There’s another familiar thing about this case: the warp speed with which the shooting morphed from an isolated incident on the campus into a national headline, and how that headline quickly came to be viewed like all the other headlines we’ve seen since the shooting of Michael Brown in Ferguson in 2014.

The media has a duty to report on incidents like this one, and the public has a right to know when the police use deadly force and under what circumstances. The police must also understand that their performance in the line of duty will be minutely scrutinized after the fact, oftentimes by people who know little or nothing about lawful police procedures. A problem arises, however, every time the narrative outpaces the available facts, which is what happened in this case.

If it had been known that Scout Schultz was the 911 caller, and had given the police a description of a “suspicious person” exactly matching Scout’s own, the story’s profile and the initial reaction to it would have likely been quite different. But by then the initial reaction had hardened into a settled opinion: the police were once again guilty of excessive use of force.

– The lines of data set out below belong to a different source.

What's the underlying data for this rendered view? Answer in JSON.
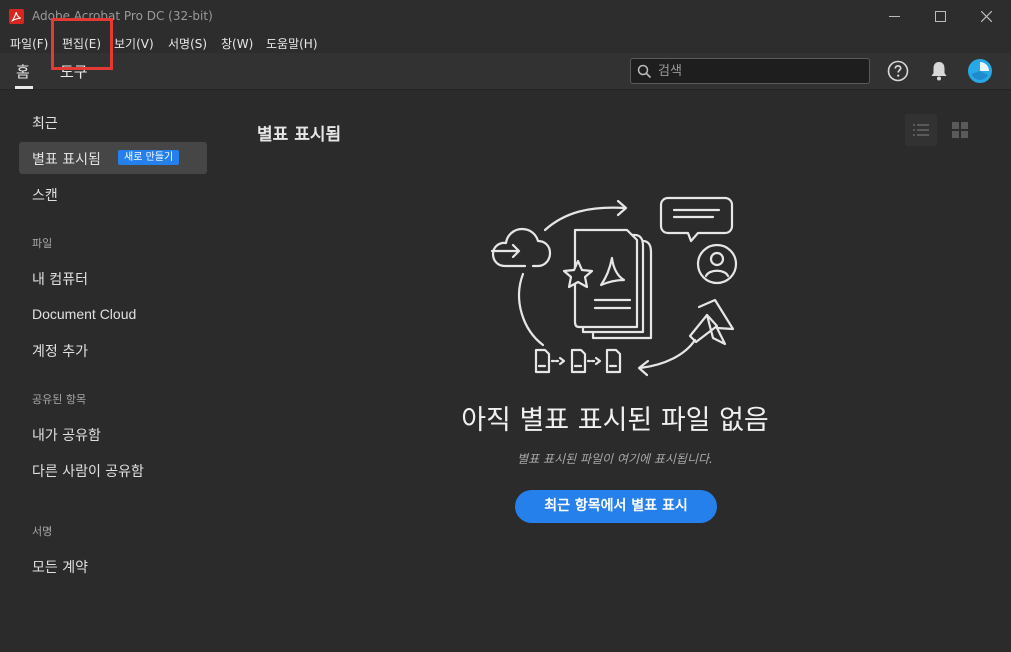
{
  "window": {
    "title": "Adobe Acrobat Pro DC (32-bit)",
    "icon": "acrobat-logo-icon",
    "controls": [
      "minimize-icon",
      "maximize-icon",
      "close-icon"
    ]
  },
  "menubar": {
    "items": [
      "파일(F)",
      "편집(E)",
      "보기(V)",
      "서명(S)",
      "창(W)",
      "도움말(H)"
    ]
  },
  "tabs": [
    {
      "label": "홈",
      "active": true
    },
    {
      "label": "도구",
      "active": false
    }
  ],
  "search": {
    "placeholder": "검색"
  },
  "toolbar_icons": [
    "help-icon",
    "bell-icon",
    "avatar"
  ],
  "sidebar": {
    "recent": "최근",
    "starred": "별표 표시됨",
    "new_badge": "새로 만들기",
    "scan": "스캔",
    "files_header": "파일",
    "my_computer": "내 컴퓨터",
    "document_cloud": "Document Cloud",
    "add_account": "계정 추가",
    "shared_header": "공유된 항목",
    "shared_by_me": "내가 공유함",
    "shared_by_others": "다른 사람이 공유함",
    "sign_header": "서명",
    "all_agreements": "모든 계약"
  },
  "main": {
    "title": "별표 표시됨",
    "empty_title": "아직 별표 표시된 파일 없음",
    "empty_subtitle": "별표 표시된 파일이 여기에 표시됩니다.",
    "cta_label": "최근 항목에서 별표 표시"
  },
  "colors": {
    "accent": "#2680eb",
    "background": "#2b2b2b",
    "highlight": "#e53935"
  }
}
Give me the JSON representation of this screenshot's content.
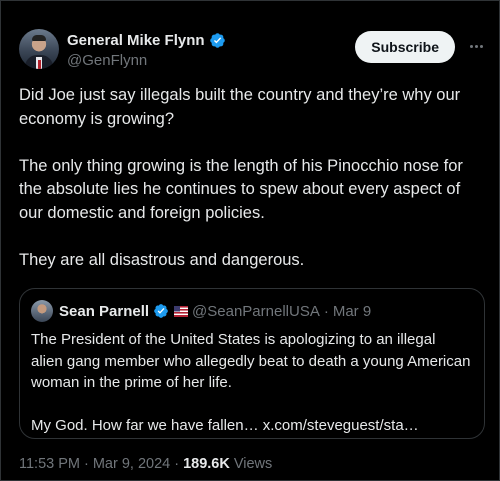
{
  "author": {
    "display_name": "General Mike Flynn",
    "handle": "@GenFlynn"
  },
  "actions": {
    "subscribe_label": "Subscribe",
    "more_icon": "more-horizontal-icon"
  },
  "tweet": {
    "paragraphs": [
      "Did Joe just say illegals built the country and they’re why our economy is growing?",
      "The only thing growing is the length of his Pinocchio nose for the absolute lies he continues to spew about every aspect of our domestic and foreign policies.",
      "They are all disastrous and dangerous."
    ]
  },
  "quoted_tweet": {
    "display_name": "Sean Parnell",
    "handle": "@SeanParnellUSA",
    "separator": "·",
    "date": "Mar 9",
    "paragraphs": [
      "The President of the United States is apologizing to an illegal alien gang member who allegedly beat to death a young American woman in the prime of her life.",
      "My God. How far we have fallen… x.com/steveguest/sta…"
    ]
  },
  "meta": {
    "time": "11:53 PM",
    "separator": "·",
    "date": "Mar 9, 2024",
    "views_count": "189.6K",
    "views_label": "Views"
  },
  "colors": {
    "background": "#000000",
    "text": "#e7e9ea",
    "secondary_text": "#71767b",
    "verified_blue": "#1d9bf0",
    "border": "#2f3336"
  }
}
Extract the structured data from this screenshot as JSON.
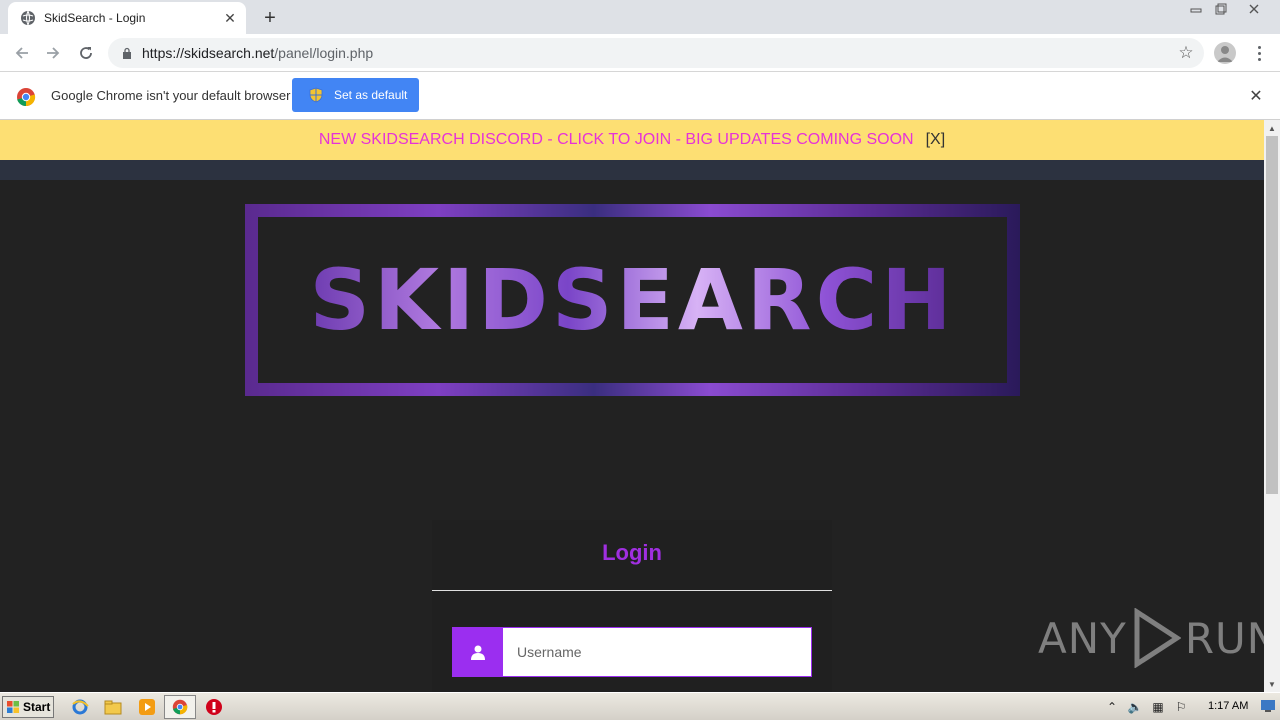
{
  "browser": {
    "tab_title": "SkidSearch - Login",
    "url_host": "https://skidsearch.net",
    "url_path": "/panel/login.php"
  },
  "infobar": {
    "message": "Google Chrome isn't your default browser",
    "set_default_label": "Set as default"
  },
  "page": {
    "announcement": "NEW SKIDSEARCH DISCORD - CLICK TO JOIN - BIG UPDATES COMING SOON",
    "announcement_close": "[X]",
    "banner_text": "SKIDSEARCH",
    "login": {
      "title": "Login",
      "username_placeholder": "Username"
    },
    "watermark": {
      "left": "ANY",
      "right": "RUN"
    }
  },
  "taskbar": {
    "start_label": "Start",
    "clock": "1:17 AM"
  },
  "colors": {
    "accent_purple": "#9b2ef0",
    "announce_bg": "#fddf73",
    "announce_text": "#e632d8",
    "chrome_blue": "#4285f4"
  }
}
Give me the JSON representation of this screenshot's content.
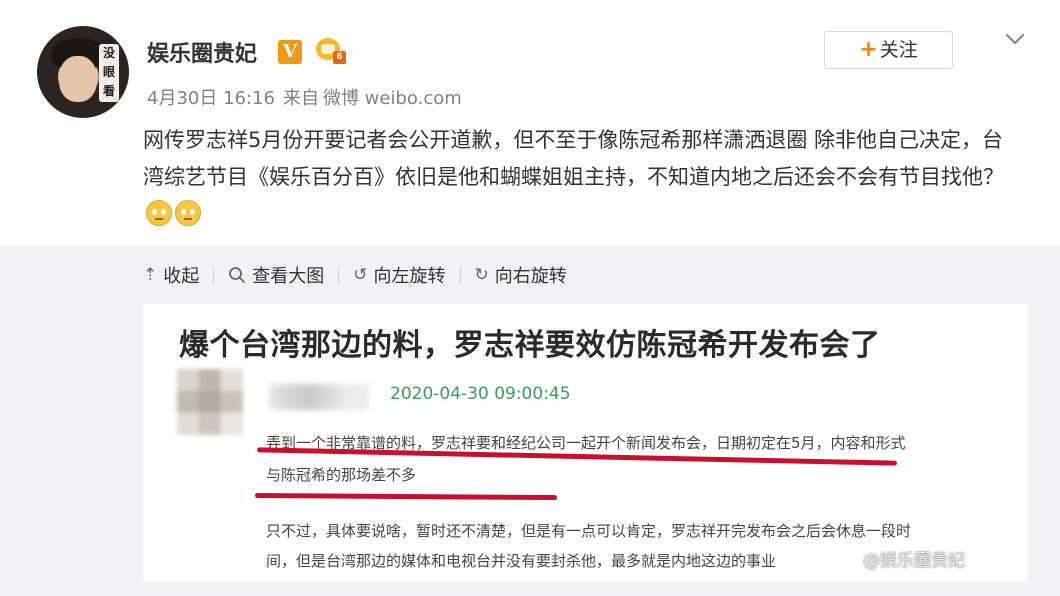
{
  "author": {
    "name": "娱乐圈贵妃",
    "verified_badge": "V",
    "vip_level": "6",
    "avatar_text": "没眼看",
    "avatar_icon": "avatar"
  },
  "meta": {
    "date": "4月30日 16:16",
    "source_prefix": "来自",
    "source": "微博 weibo.com"
  },
  "follow_button": {
    "icon": "+",
    "label": "关注"
  },
  "post": {
    "text": "网传罗志祥5月份开要记者会公开道歉，但不至于像陈冠希那样潇洒退圈 除非他自己决定，台湾综艺节目《娱乐百分百》依旧是他和蝴蝶姐姐主持，不知道内地之后还会不会有节目找他？",
    "emojis": [
      "emoji-doubt",
      "emoji-doubt"
    ]
  },
  "media_toolbar": {
    "collapse": {
      "icon": "collapse-icon",
      "label": "收起"
    },
    "view_large": {
      "icon": "magnifier-icon",
      "label": "查看大图"
    },
    "rotate_left": {
      "icon": "rotate-left-icon",
      "label": "向左旋转"
    },
    "rotate_right": {
      "icon": "rotate-right-icon",
      "label": "向右旋转"
    }
  },
  "image": {
    "title": "爆个台湾那边的料，罗志祥要效仿陈冠希开发布会了",
    "date": "2020-04-30 09:00:45",
    "para1_line1": "弄到一个非常靠谱的料，罗志祥要和经纪公司一起开个新闻发布会，日期初定在5月，内容和形式",
    "para1_line2": "与陈冠希的那场差不多",
    "para2_line1": "只不过，具体要说啥，暂时还不清楚，但是有一点可以肯定，罗志祥开完发布会之后会休息一段时",
    "para2_line2": "间，但是台湾那边的媒体和电视台并没有要封杀他，最多就是内地这边的事业",
    "watermark": "@娱乐圈贵妃",
    "highlight_color": "#c8102e"
  },
  "colors": {
    "accent": "#ff8200",
    "verified": "#f09a13",
    "date_green": "#3d9a5a"
  }
}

And when it became known on Monday that the GBI had found suicide notes, the wheels of anger and protest were already in motion and Monday night’s violence almost a foregone conclusion.

The time has come for the media to reconsider how it covers incidents of police use of deadly force. In early reports, not enough emphasis is placed on what isn’t known, and this invariably and understandably leads audiences to “fill in the blanks” with preconceived ideas about the police and how they conduct themselves.

This is not an argument for giving law enforcement more time to make the facts fit a preferred narrative. Police misconduct is real, and when it occurs, the police must be held accountable. But it’s also important to recognize that incidents like this one tend to take on a life of their own. They can very easily become something they are not, and when that happens it’s difficult to undo the damage that’s been done.

An otherwise peaceful protest and vigil organized by Georgia Tech’s Pride Alliance to honor the memory of Scout Schultz erupted in violence Monday night. Three people were injured and at least one vehicle set on fire. And what made Scout Schultz call 911 and describe himself as suspicious, armed, and possibly dangerous remains a mystery.